The Sokol heavy infantry bunker is located on the Bay of Puck on the southern side of the Jastarnia Line. Sokol was supposed to block an amphibious landing from the Bay of Puck.  Since the bunker was hard to blend in with the sand, the walls were so heavily reinforced that the bunker could withstand a direct hit from a 220mm shell. The side walls were 330cm thick and the roof was 180cm thick. The bunker was armed with 1 machine gun in a 150mm thick armored dome, 1 heavy machine gun in a casemate, and 1 37mm anti-tank gun in a casemate. Sokol was supposed to be armed with a 37mm anti-tank gun in a revolving armored dome, but it wasn’t installed before World War II broke out. Today the bunker is part of a public beach, and you are able to enter.

Light Casemate “Jastarnia”

The "Jastarnia" light casemate as seen from the side, the door is faintly visible on the left side of the photo. You can also see 1 of the embrasures for small arms just to the left of the door.

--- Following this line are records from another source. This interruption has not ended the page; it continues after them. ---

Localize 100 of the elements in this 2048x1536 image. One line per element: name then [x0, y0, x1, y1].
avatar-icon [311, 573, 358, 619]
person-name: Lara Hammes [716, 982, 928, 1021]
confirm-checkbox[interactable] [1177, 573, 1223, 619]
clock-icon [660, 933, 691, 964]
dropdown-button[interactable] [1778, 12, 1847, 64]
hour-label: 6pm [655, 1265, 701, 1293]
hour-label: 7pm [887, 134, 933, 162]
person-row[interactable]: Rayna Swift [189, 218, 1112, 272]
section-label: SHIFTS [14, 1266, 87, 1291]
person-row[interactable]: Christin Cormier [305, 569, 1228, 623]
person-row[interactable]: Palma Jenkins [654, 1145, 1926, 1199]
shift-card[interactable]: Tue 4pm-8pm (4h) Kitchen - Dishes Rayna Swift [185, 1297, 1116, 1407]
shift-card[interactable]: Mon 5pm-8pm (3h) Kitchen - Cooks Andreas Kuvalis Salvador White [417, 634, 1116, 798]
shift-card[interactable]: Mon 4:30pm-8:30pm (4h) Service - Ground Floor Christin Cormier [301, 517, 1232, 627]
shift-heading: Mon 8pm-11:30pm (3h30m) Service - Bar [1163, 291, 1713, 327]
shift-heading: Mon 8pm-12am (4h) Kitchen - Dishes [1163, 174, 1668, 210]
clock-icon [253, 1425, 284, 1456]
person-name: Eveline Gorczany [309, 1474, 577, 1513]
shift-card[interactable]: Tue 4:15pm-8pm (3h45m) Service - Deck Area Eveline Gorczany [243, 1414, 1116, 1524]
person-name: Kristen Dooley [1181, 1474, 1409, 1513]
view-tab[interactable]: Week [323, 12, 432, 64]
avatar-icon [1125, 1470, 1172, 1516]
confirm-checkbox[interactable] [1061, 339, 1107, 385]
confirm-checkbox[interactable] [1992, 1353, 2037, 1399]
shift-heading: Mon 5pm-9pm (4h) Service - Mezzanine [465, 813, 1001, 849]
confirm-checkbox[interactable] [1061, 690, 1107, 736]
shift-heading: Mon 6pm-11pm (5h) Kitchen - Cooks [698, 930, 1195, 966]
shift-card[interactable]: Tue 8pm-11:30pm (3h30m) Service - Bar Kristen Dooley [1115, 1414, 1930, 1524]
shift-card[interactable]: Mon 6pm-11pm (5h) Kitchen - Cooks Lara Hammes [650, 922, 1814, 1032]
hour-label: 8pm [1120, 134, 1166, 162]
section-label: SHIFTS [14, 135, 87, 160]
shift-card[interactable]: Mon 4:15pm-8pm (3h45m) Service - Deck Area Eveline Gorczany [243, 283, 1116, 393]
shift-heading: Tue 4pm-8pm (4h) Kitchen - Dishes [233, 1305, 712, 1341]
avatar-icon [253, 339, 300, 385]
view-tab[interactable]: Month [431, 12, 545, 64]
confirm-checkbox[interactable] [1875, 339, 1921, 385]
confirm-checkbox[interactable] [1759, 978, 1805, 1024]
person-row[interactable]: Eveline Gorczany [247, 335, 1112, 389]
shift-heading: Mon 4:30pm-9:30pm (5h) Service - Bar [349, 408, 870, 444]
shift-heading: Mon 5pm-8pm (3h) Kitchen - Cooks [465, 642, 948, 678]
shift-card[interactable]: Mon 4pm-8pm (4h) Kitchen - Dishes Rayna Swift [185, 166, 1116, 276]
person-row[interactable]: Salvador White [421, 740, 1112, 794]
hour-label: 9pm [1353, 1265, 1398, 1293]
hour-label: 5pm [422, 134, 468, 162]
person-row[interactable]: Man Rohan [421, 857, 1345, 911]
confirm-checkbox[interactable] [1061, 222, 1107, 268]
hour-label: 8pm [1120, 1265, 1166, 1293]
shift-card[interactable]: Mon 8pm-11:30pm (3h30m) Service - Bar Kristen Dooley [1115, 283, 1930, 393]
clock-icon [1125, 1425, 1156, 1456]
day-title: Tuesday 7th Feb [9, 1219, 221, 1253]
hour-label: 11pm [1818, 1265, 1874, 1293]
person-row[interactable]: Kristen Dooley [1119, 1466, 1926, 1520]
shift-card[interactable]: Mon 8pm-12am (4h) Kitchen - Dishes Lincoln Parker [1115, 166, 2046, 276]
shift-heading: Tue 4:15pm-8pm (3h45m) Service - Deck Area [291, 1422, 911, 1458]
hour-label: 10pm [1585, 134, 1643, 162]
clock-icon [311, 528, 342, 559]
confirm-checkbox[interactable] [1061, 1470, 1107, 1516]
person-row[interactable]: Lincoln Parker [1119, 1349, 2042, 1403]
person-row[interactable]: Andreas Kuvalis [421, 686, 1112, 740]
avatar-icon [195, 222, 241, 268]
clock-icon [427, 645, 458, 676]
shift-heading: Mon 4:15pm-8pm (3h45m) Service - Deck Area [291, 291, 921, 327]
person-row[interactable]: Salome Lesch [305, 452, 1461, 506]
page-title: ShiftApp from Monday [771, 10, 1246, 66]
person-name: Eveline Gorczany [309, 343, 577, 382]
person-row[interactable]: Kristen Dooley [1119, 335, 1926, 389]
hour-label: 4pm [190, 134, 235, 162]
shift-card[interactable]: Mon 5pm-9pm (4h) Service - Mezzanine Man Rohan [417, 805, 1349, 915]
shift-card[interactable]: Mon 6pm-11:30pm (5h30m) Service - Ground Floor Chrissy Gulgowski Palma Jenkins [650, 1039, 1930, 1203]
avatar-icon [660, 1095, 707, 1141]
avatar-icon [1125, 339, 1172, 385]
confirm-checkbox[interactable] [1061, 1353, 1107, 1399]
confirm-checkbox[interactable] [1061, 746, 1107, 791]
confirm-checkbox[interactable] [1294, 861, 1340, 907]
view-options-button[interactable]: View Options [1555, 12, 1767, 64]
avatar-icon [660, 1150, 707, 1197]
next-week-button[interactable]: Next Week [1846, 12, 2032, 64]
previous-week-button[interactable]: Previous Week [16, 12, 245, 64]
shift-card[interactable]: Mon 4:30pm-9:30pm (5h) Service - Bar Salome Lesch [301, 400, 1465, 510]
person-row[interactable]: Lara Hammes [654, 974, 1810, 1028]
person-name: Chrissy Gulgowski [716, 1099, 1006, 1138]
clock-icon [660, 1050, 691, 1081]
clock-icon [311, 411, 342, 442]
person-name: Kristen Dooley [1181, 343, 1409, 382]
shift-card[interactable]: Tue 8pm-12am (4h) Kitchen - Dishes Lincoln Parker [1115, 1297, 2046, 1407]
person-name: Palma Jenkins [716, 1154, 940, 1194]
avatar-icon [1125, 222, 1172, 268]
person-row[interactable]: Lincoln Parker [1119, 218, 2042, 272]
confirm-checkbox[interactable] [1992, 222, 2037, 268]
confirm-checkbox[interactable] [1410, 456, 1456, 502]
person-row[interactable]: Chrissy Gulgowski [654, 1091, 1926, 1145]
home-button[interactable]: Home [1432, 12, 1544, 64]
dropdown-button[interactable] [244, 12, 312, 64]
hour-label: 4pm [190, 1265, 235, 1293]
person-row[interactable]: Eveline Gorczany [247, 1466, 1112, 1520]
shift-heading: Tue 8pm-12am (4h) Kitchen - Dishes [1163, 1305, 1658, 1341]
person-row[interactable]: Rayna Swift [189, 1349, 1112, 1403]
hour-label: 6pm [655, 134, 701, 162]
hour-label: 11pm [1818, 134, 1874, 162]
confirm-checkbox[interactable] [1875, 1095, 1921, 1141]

The light casemate “Jastarnia”, also known as the light combat shelter “Jastarnia”, is the only one of 4 small bunkers in the Jastarnia Line completed before World War II broke out in Sept. 1939. The bunker was meant as a secondary position in the Jastarnia Line, and is less heavily armed or armored than the frontline positions. The light casemate had 80cm thick walls and roof, and could withstand 1 direct hit from a 155mm gun and multiple hits from 105mm guns. The light casemate has 2 ports covering the entrance for which small arms could be fired out of. In the front, facing towards the west, was a casemate that was fitted with a heavy machine gun. The casemate was accessed via a door covered by a concrete support directly in front and the entrances to the covered area were facing north and south. The interior was informally reinforced with steel and sheet metal as additional protection. The light casemate was ventilated by opening a hatch on the back wall. The casemate was located 300m behind the main defenses, facing west. The work on the light casemates began in May 1939, which is why only this one was completed.

Stationary Anti-Tank Defenses
Just in front of the main 4 bunkers, were steel beams, also known as anti-tank rails, placed into the ground and surrounded by concrete for extra stability. The first few lines of steel beams were oriented at a 45 degree angle facing west, while the second few lines were standing straight up. Since the beams were smaller, they could only stop smaller tanks like the Panzer I or II.